摘要:在云原生时代,企业数字化转型的步伐不断加快,云基础设施已成为业务发展的核心支撑。云成本的有效监控与管理,已不再是可选项,而是企业数字化战略成功的关键要素。本文设计并实现了一套智能云成本监控与告警系统,使用者通过自然语言与智能体交互,获取与云成本相关的分析建议和优化方案,同时实现异常告警。
在云原生时代,企业数字化转型的步伐不断加快,云基础设施已成为业务发展的核心支撑。然而,伴随着云服务使用规模的快速增长,云成本管理正成为企业面临的重大挑战。云成本的有效监控与管理,已不再是可选项,而是企业数字化战略成功的关键要素。

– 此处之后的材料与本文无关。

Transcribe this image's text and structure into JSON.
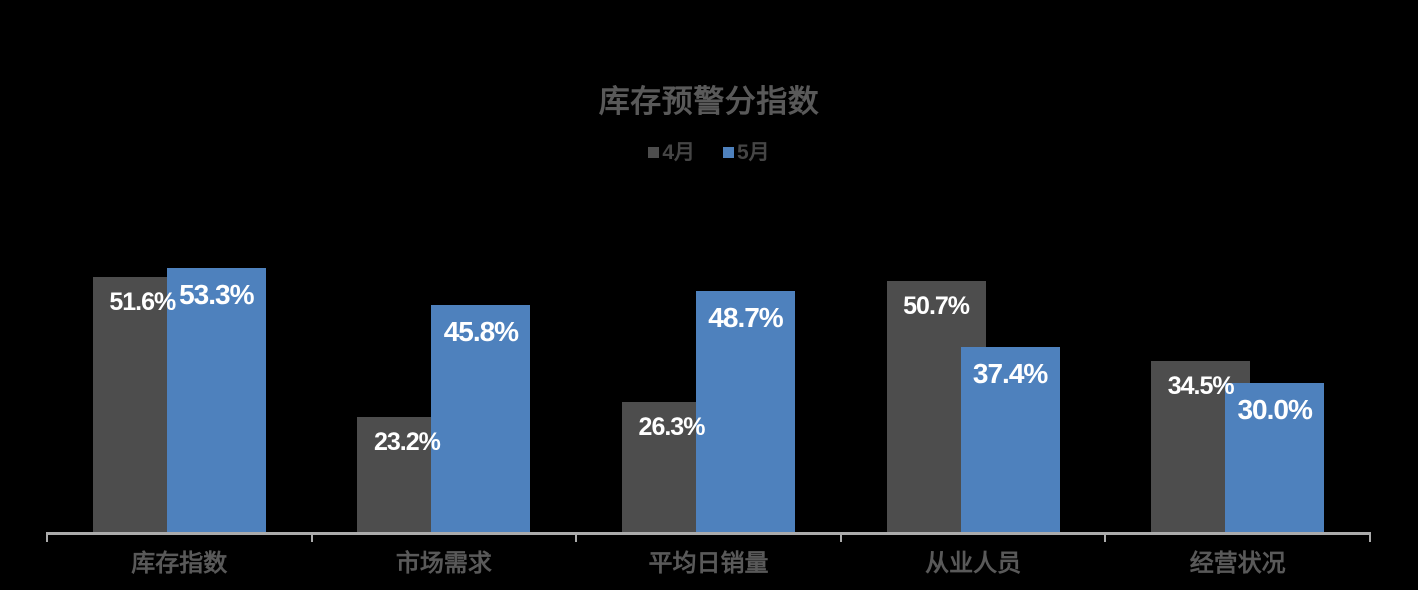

云计算的弹性特性虽然带来了便利,但也埋下了成本失控的隐患。在实际生产环境中,经常遇到代码缺陷导致的资源泄露问题,如程序bug引起的无限循环创建实例,或者异常退出后未正确释放资源;临时创建的大规格实例在项目结束后被遗忘,持续产生费用;自动扩缩容策略配置不当也是常见问题。这些问题往往在月度账单生成时才被发现,此时损失已经造成,错过了最佳的止损时机。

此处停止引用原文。